De Sabata treads with appropriate awe and trepidation onto this higher plane.
His transfiguration develops into a most glorious heavenly vision.
Ottorino Respighi - Feste Romane (with The Berlin Philharmonic Orchestra;
recorded April 1939). The Testament recording of Sabata's reading of Respighi's
Fountains of Rome was revelatory and his view of Respighi's Roman Festivals
is equally imaginative and thoughtful. The opening fanfares of 'Circenses'
are taken at surprisingly fast speeds (some may feel they are disconcertingly
so) but De Sabata is cleverly creating an atmosphere of mounting excitement
and hysteria. The Ancient Romans are eager for blood and gore as the Christians
are thrown to the beasts. The ensuing savagery and carnage is vividly realised.
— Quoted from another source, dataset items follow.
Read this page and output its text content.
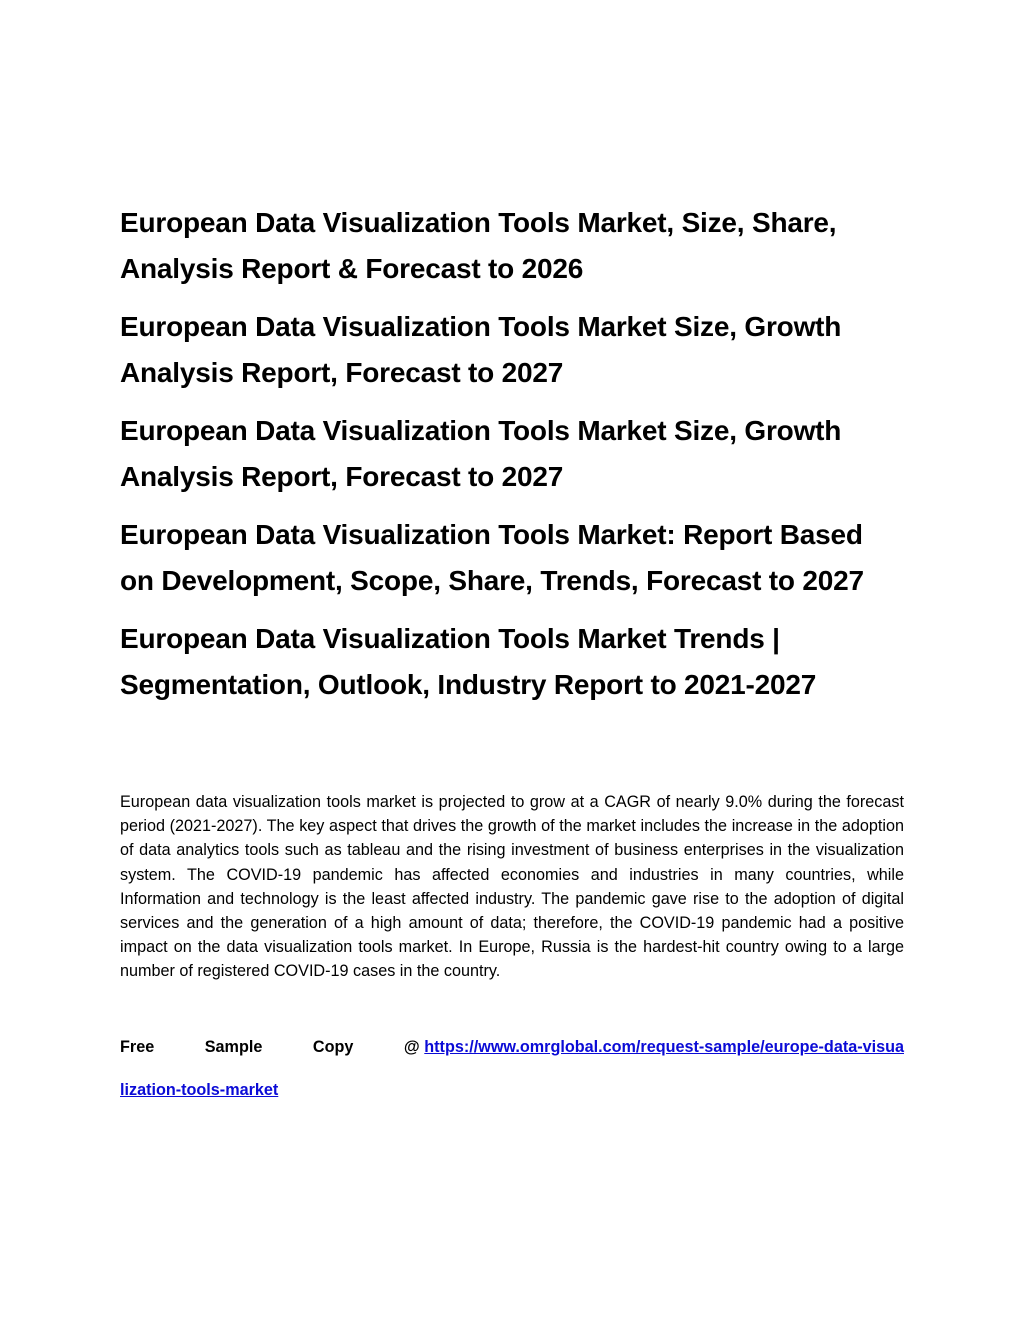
European Data Visualization Tools Market, Size, Share, Analysis Report & Forecast to 2026
European Data Visualization Tools Market Size, Growth Analysis Report, Forecast to 2027
European Data Visualization Tools Market Size, Growth Analysis Report, Forecast to 2027
European Data Visualization Tools Market: Report Based on Development, Scope, Share, Trends, Forecast to 2027
European Data Visualization Tools Market Trends | Segmentation, Outlook, Industry Report to 2021-2027

European data visualization tools market is projected to grow at a CAGR of nearly 9.0% during the forecast period (2021-2027). The key aspect that drives the growth of the market includes the increase in the adoption of data analytics tools such as tableau and the rising investment of business enterprises in the visualization system. The COVID-19 pandemic has affected economies and industries in many countries, while Information and technology is the least affected industry. The pandemic gave rise to the adoption of digital services and the generation of a high amount of data; therefore, the COVID-19 pandemic had a positive impact on the data visualization tools market. In Europe, Russia is the hardest-hit country owing to a large number of registered COVID-19 cases in the country.

Free Sample Copy @ https://www.omrglobal.com/request-sample/europe-data-visualization-tools-market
The second movement Il giubileo demonstrates De Sabata's excellent sense
of control and pacing. This is a remarkable study in crescendo. The pilgrims
are nearing Rome, their anticipation rising with their every step. De Sabata
is right there with them, understanding their eagerness, recognising their
piety and rejoicing with them as they see the Eternal City spread out before
them - bells tolling out in greeting. De Sabata's L'Ottobrata is a joyful
celebration indeed, crisp yet magically romantic with its echoing hunting
calls and appealing mandolin melody. Unlike so many interpreters De Sabata
knows that the festival of 'La Befana' is primarily for the children (in
Italian children's lore, a witch rewards good children and punishes the bad;
and children receive presents during La Befana in the Piazza Navonna in Rome
on Twelfth Night). And so De Sabata's opening suggests a frightening witch
and children's games and frolics, before the music opens out to embrace all
the excitements of the fairground and the riotous jubilation of Roman citizens
at leisure - including that drunk. This has to be one of tne best ever
interpretations of this often recorded work.
Zoltan KODÁLY - Dances from Galanta (The Berlin Philharmonic
Orchestra; recorded in April 1939). This is another tremendously exciting
and invigorating reading. De Sabata catches all the Slavic nuances and turns
of phrase. He elicits virtuoso performances from all sections of the Berlin
orchestra. A magnificent conclusion to a wonderful concert.